Для этого такъ много еще нужно было сдѣлать, что онъ не могъ обойдтись безъ помощи Антонія, какъ ни настоятельно требовали личныя его выгоды елико-возможно умалить всеобщее уваженіе къ своему помощнику. И вотъ, по его настоянію, Сенатъ отправилъ наконецъ въ Египетъ цѣлое посольство, съ тѣмъ чтобы напомнить нерадивому тріумвиру его долгъ и вызвать его на усмиреніе Малой Азіи.

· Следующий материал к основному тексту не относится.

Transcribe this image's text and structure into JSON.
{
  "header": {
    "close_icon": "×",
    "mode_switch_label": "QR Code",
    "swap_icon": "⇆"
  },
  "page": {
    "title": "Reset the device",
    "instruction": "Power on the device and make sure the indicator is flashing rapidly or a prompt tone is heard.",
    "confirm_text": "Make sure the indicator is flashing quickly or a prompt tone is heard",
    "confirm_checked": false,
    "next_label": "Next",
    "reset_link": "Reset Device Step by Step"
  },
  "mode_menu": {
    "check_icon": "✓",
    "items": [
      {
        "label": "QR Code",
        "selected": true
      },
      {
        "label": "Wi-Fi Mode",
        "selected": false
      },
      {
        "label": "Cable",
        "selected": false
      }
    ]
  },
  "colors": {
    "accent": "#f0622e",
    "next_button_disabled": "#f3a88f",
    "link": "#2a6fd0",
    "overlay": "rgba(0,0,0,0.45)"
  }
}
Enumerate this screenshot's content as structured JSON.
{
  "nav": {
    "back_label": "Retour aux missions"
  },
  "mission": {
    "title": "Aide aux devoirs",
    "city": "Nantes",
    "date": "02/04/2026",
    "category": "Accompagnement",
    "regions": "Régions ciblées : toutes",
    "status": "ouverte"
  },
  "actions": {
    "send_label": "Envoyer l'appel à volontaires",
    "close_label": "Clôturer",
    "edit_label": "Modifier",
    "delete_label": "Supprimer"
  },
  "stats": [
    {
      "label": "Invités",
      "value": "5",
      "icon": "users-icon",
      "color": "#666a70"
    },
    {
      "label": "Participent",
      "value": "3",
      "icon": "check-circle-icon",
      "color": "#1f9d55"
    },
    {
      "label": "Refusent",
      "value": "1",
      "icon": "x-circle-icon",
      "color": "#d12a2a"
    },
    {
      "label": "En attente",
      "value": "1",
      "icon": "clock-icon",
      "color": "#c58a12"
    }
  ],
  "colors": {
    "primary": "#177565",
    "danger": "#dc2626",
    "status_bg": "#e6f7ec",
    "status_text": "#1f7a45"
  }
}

Сами по себѣ послы были очень хорошо приняты въ Александріи. Что же касается доставленнаго ими приказа за подписью отцовъ отечества, то надъ нимъ полководецъ громко расхохотался, — и когда царица, пораженная внезапнымъ предчувствіемъ разлуки, поблѣднѣла, онъ, все еще смѣясь надъ Сенатомъ, поцалуями согналъ блѣдность съ ея щокъ.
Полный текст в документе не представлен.